The gardeners want city leaders to partner with the Department of Streets and Sanitation to protect native plant gardens from citations alleging violation of the ordinance. They said some city employees tasked with writing the tickets may not be able to spot the difference between native gardens and unsightly, unwelcome weeds.
"I guess when we talk about weeds, we talk about something we don't like and I think we need to change our thinking about that," said Kathy Cummings, a gardening enthusiast who received a mayor's award for her naturalized landscape in 2004 but was cited in violation of the weed control ordinance in 2012.
Cummings claims the plants in her front garden are 100% native. But she was ordered to pay a $640 fine after she claims a judge ruled that the tall milkweed plants in her front garden were unmanaged weeds. According to wildflower experts, milkweed is considered to be a native plant if it is one of a species that existed in the area without human introduction.
Cummings refused to pay the fine and later filed a lawsuit against the city. Other ticketed gardeners followed with their own complaints in court and a lawyer that represents them filed a motion for class certification.
Weeds are growing into a major source of revenue for the City of Chicago, according to results obtained through a Freedom of Information request filed with the city's Department of Finance. Weed control ordinance violations netted $6,031,954 for the city in 2013. In fact, the amount of ticket revenue has grown steadily each year since 2009, when collections totaled $1,647,306. Penalties were increased for violations in 2010, from a range of $100 minimum to $300 maximum, to a new range of $500 minimum to $1000 maximum, according to court filings.
The city's rules and regulations for weed control defines weeds as vegetation that is "not managed or maintained by the person who owns or controls the property on which all such vegetation is located and which, on average, exceeds ten inches in height."
There were 14,576 weed control ordinance violation cases filed with the Department of Administrative Hearings in 2013, according to city records. So far in 2014, city employees have issued 6,672 weed ordinance citations.
"The Department is diligent in monitoring all neighborhoods in Chicago for overgrown weeds as weeds impact the beauty of our communities and pose real health and safety concerns, including providing harborages for mosquitoes and rodents," wrote a Department of Streets and Sanitation spokesperson in response to our request for comment.

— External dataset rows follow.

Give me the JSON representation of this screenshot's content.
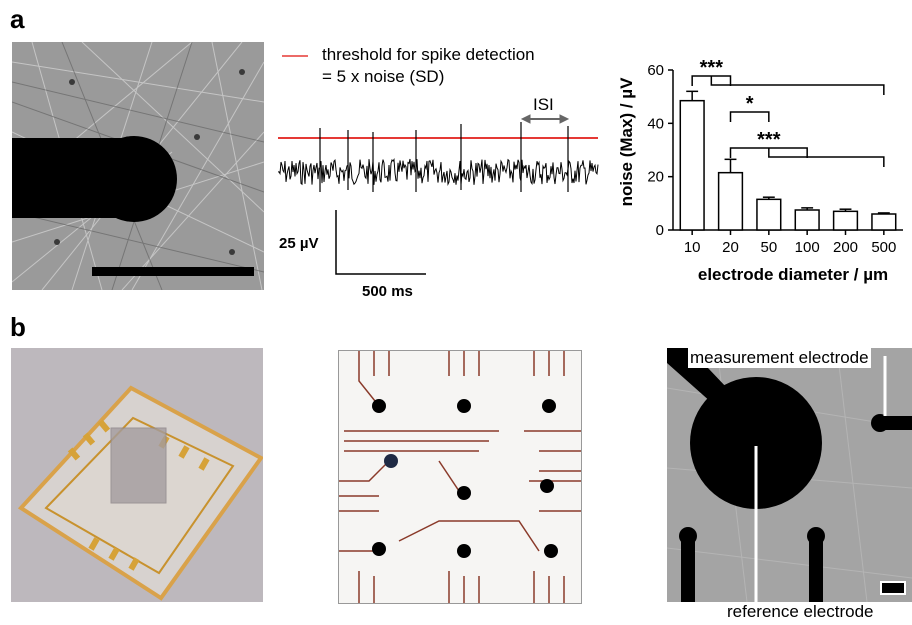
{
  "panel_a": {
    "label": "a",
    "legend_line1": "threshold for spike detection",
    "legend_line2": "= 5 x noise (SD)",
    "isi_label": "ISI",
    "scale_y_label": "25 µV",
    "scale_x_label": "500 ms",
    "colors": {
      "threshold": "#e53935",
      "trace": "#000000"
    }
  },
  "panel_b": {
    "label": "b",
    "measurement_label": "measurement electrode",
    "reference_label": "reference electrode"
  },
  "chart_data": {
    "type": "bar",
    "categories": [
      "10",
      "20",
      "50",
      "100",
      "200",
      "500"
    ],
    "values": [
      48.5,
      21.5,
      11.5,
      7.5,
      7.0,
      6.0
    ],
    "errors": [
      3.5,
      5.0,
      0.8,
      0.8,
      0.8,
      0.4
    ],
    "ylabel": "noise (Max) / µV",
    "xlabel": "electrode diameter / µm",
    "ylim": [
      0,
      60
    ],
    "yticks": [
      "0",
      "20",
      "40",
      "60"
    ],
    "significance": [
      {
        "from": "10",
        "to": [
          "20",
          "500"
        ],
        "label": "***"
      },
      {
        "from": "20",
        "to": [
          "50"
        ],
        "label": "*"
      },
      {
        "from": "20",
        "to": [
          "100",
          "500"
        ],
        "label": "***"
      }
    ]
  }
}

The city often promotes native plant gardens with roots that dig deep into the soil. The gardens have been known to help reduce flooding and keep basements dry.
Alderman Ameya Pawar (47th Ward) has been in contact with some of the concerned gardeners and he said he is a supporter of native gardens. But he said the city is not trying to generate revenue by promoting something and then ticketing it.
"I think these are honest mistakes," Pawar said. "The Department of Streets and Sanitation recognizes that."
According to Pawar, amending the code would be easy but he stressed the issue concerning native plant garden citations could be resolved through more city employee training.
"Making sure people know the difference between sort of an overgrown lot and a native garden," Pawar said.
Cummings added freedom of expression is at stake.
"Artists get to do it," Cummings said. "Gardeners should be able to do it."